Pada prinsipnya seluruh ibadah yang diperintahkan kepada Allah bertujuan untuk mencapai takwa kepada Allah swt, dan ketakwaan terpelihada dalam diri seseorang dan menjadi landasan hidup seseorang sekaligus tujuan beribah kepada Allah swt.
Dalam Alquran, Allah menegaskan tentang penyembelihan binatang qurban bahwa tidak akan sampai kepada Allah swt daging dari qurban itu, bukan hanya daging tetapi juga darahnya.
Penyembelihan qurban untuk memperkokoh kehidupan karena Amanah manusia hidup di dunia ini untuk beribadah dan tidak melakukan kerusakan baik secara prinsip dan social karena Takwa menjadi ukuran kemuliaan kepada Allah swt dimana yang paling memelihara ketakwaan kepada Allah menjadi dasar untuk selalu beribahda kepada Allah.

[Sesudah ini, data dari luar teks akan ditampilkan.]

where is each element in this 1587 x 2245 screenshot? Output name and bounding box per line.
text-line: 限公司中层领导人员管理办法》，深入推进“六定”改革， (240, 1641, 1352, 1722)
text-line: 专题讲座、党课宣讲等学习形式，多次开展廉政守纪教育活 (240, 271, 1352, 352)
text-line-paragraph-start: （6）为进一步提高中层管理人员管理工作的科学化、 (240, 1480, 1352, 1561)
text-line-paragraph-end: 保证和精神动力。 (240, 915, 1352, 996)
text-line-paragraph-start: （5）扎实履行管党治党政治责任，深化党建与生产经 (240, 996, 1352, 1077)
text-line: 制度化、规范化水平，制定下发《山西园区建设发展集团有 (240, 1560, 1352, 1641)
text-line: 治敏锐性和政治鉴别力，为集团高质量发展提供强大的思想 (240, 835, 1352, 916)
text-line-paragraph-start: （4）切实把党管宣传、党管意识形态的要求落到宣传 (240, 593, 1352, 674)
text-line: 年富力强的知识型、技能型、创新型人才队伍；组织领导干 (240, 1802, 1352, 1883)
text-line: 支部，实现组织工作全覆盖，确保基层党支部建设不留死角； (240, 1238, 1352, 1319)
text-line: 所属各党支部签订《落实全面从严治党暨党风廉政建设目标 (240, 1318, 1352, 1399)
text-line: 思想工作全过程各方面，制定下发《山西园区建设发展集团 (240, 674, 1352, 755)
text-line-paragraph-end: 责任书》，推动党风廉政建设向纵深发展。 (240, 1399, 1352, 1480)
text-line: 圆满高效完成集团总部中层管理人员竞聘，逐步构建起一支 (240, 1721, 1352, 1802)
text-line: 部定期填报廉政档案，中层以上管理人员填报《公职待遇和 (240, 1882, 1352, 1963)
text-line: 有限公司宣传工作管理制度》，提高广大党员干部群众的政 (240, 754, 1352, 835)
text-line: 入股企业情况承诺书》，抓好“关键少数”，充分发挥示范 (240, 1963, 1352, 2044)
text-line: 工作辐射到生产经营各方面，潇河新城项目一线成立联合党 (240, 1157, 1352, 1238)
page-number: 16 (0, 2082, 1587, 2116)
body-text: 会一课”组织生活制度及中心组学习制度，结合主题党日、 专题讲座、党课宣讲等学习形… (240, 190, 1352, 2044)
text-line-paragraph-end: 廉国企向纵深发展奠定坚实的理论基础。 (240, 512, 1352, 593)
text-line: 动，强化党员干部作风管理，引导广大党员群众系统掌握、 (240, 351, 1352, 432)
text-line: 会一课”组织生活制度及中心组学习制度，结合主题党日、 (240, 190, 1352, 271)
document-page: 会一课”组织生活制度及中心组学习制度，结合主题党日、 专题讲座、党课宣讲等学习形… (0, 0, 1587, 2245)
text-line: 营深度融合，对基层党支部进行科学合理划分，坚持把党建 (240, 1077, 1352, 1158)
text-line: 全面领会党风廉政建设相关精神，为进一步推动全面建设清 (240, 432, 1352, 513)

Ummat Islam diharapkan berlomba-lomba untuk meningkatkan ibadah dan selalu terdepan dalam melakukan kebaikan. Salah satu hal yang harus dipelihara adalah hubungan dengan sesame muslim meskipun ada perbedaan di kalangan umat, termasuk perbedaan memahami kandungan dari kitab suci Alquran, Hadits, Adat dan budaya.